Single by Jody Reynolds
- B-side: "Tight Capris"
- Released: March 1958
- Recorded: 1957
- Genre: Pop, rockabilly
- Label: Demon FF-1507
- Songwriters: Jody Reynolds, Dolores Nance

= Endless Sleep =

"Endless Sleep" is a "teenage tragedy" pop song written and originally recorded by rockabilly singer Jody Reynolds in 1957.

==Background==
Reynolds wrote the song in 1956, after listening to Elvis Presley's "Heartbreak Hotel", and first performed it soon afterwards at a performance in Yuma, Arizona.
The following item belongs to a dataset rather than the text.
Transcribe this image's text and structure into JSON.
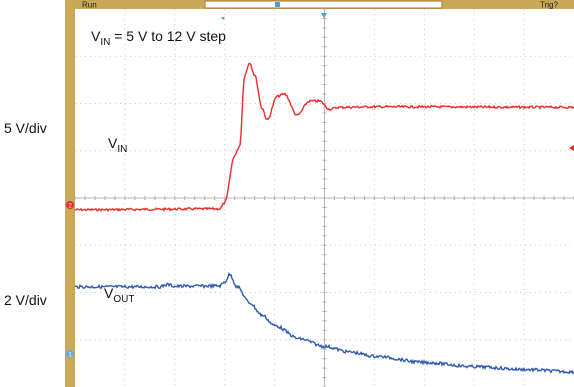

The song told the story of a teenager whose girlfriend had gone missing after a row: The night was black, rain fallin' down
Looked for my baby, she's nowhere around
Traced her footsteps down to the shore
Afraid she's gone for ever more
Although record companies initially rejected the song as too depressing, Reynolds eventually had a demo accepted by Demon Records in Los Angeles, who agreed that Reynolds record it provided that he changed the song's ending so that the protagonist saved the girl from drowning.I looked at the sea and it seemed to say
“You took your baby from me away"
My heart cried out “She's mine to keep"
I saved my baby from an endless sleep.

The song was recorded with echo-drenched vocals, and with Al Casey and Howard Roberts on guitars. The record label credited the songwriting to Reynolds and the fictitious "Dolores Nance", in order to make it appear to have been written by a 'professional' songwriting team.

==Chart performance==
Reynolds' recording reached the number 5 position on the U.S. Billboard Hot 100 chart on July 7, 1958, sold over one million copies, and inspired a trend of "teen tragedy" songs. The song was reissued in 1979 reaching number 66 on the UK singles chart. Reynolds' recording also went to number 5 on the Most Played R&B By Jockeys chart.
A re-recorded version by Reynolds appears the 1984 Rhino compilation LP Teenage Tragedies.

==Other versions==
- British act Marty Wilde and His Wildcats covered the song in 1958 and reached #4 on the UK singles chart, becoming their first chart hit.
- Hank Williams, Jr. covered the song in 1964, an early-career release that was his third charting single. It peaked at #46 on the Country chart and #90 on the Billboard Hot 100 chart.
- Marc Bolan performed a glam version on his short-lived eponymous show Marc in 1977 and recorded it as a b-side to ″Sing Me A Song″ in 1981.
- Danny Kortchmar performed the song in duet with Linda Ronstadt for his 1980 album Innuendo.
- American country music duo The Judds recorded a cover in 1984, which was released on their first album, Why Not Me in 1984. It was not released as a single.
- In 1990, English punk/rocker Billy Idol recorded a cover that was true to Reynolds's rockabilly original. It was released on his Platinum record, Charmed Life.